Why do α-RAPC15 Ab’s appear in patients with RA? One possibility is that α-RAPC15 Ab’s are generated directly against gp130-RAPS that is overexpressed in pathological states. Another possibility is that α-RAPC15 Ab’s are originally produced against infectious agents containing an NIASF or NIASF-like sequence and then cross-react to gp130-RAPS. The latter speculation seems more plausible than the former because the upregulated expression of gp130-RAPS was not specific to RA and observed in synovial fluids from patients with osteoarthritis as well as those with RA. In the pathogenesis of RA, infection with various organisms including viruses, bacteria, and mycoplasmas has been suggested to be the trigger of disease development (
1). By using the FASTA program on the GenomeNet service (
29), we found NIASF or NIASF-like sequences in several organic proteins; -NIASF- in human monocyte/macrophage serine esterase (A49816), yeast glutamate dehydrogenase (A25275), simian rotavirus SA11 glycoprotein VP7 precursor (VGXR1S),
Streptococcus pyogenes exotoxin type B precursor (A37768),
Escherichia coli dnaC protein (XMECNC),
Haemophilus influenzae probable membrane protein HI0608 (I64080),
Bacillus subtilis cheV protein (A55592); -NI-SF- in saimiriine herpesvirus 1 gene 34 protein (QQBEN3); -NI—F- in
Escherichia coli ribonuclease T2 (S32940); and -I-SF- in
Staphylococcus aureus cell division protein FtsZ (S58814) (accession numbers of the PIR protein sequence database are in parentheses). Among them, we could not find any protein containing COOH-terminal NIASF or NIASF-like sequences. However, interestingly,
Streptococcus pyogenes, whose exotoxin precursor contains the NIASF sequence, has been reported to induce arthritis both in humans (
30) and in an animal model (
31). To identify pathogenic molecules in RA, α-RAPC15 Ab’s and synovial fluid and/or sera from patients with recent-onset RA may be useful materials as probes and antigen sources.
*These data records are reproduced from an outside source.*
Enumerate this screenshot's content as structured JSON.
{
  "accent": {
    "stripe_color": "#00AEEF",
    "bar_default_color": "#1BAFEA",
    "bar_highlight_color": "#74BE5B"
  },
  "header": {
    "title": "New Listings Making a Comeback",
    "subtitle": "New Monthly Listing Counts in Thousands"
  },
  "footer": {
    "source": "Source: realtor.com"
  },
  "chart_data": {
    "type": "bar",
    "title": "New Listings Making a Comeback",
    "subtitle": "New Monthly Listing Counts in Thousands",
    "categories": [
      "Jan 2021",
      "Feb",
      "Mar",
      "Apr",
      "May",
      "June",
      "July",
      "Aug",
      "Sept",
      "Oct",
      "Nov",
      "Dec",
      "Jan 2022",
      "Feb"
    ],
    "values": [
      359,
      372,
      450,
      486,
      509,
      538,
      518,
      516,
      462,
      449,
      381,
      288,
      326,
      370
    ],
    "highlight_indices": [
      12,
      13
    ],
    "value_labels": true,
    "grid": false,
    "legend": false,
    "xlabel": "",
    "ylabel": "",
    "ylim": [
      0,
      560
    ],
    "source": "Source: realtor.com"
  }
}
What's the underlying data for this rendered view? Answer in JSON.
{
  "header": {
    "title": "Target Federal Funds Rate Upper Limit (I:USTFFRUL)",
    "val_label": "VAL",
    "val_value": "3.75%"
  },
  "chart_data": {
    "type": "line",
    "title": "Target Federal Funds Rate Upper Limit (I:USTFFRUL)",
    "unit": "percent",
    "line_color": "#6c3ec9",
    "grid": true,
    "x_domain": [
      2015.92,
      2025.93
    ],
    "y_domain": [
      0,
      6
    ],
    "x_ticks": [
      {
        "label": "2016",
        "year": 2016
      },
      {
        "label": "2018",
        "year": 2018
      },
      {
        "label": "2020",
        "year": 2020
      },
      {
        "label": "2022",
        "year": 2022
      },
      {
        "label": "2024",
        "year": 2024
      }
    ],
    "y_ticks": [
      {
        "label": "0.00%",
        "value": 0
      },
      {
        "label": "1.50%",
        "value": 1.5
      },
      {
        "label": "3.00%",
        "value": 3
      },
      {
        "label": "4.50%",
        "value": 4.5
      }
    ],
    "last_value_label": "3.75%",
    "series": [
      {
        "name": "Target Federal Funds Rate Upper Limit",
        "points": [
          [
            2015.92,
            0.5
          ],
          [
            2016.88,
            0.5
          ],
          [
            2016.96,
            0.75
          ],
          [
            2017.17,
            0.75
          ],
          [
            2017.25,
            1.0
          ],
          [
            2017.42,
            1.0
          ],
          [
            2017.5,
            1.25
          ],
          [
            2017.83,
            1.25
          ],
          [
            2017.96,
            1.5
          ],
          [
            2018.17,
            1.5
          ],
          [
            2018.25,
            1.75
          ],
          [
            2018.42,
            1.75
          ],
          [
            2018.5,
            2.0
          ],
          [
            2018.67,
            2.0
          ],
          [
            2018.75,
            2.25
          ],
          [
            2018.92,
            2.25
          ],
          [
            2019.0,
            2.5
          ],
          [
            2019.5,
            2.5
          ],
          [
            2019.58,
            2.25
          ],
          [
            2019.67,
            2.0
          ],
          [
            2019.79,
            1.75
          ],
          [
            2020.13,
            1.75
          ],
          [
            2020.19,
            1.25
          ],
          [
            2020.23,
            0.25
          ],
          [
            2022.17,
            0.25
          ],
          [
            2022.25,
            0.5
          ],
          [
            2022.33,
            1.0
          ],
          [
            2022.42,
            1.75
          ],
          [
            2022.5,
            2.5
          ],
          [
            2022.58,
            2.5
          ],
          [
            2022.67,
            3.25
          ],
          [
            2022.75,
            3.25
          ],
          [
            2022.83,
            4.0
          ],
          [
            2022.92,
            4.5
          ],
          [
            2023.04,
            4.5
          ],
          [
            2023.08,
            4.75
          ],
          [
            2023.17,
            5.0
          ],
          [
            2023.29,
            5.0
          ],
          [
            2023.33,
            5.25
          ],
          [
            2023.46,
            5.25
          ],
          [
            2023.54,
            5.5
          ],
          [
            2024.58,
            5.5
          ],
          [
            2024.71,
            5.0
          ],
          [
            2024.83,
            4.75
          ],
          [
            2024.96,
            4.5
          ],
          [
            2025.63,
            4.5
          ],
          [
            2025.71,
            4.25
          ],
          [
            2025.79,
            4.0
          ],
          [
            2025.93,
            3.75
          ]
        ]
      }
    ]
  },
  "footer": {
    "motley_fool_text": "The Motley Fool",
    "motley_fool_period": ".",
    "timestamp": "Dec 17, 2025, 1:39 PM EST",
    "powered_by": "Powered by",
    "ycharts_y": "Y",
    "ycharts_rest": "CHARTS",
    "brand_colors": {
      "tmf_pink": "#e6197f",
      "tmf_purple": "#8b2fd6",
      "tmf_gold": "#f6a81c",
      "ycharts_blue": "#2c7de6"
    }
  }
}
The α-RAPC15 Ab, the autoantibody to gp130-RAPS, provides a novel parameter for the clinical characterization of RA. However, more intensive studies including follow-up surveys about the correlation between its titers and clinical manifestations are necessary to prove its advantages over available clinical tests and to establish its definitive significance in RA. In any case, gp130-RAPS and its autoantibody may provide the tools with which to elucidate the pathogenesis of and to create new therapies for RA.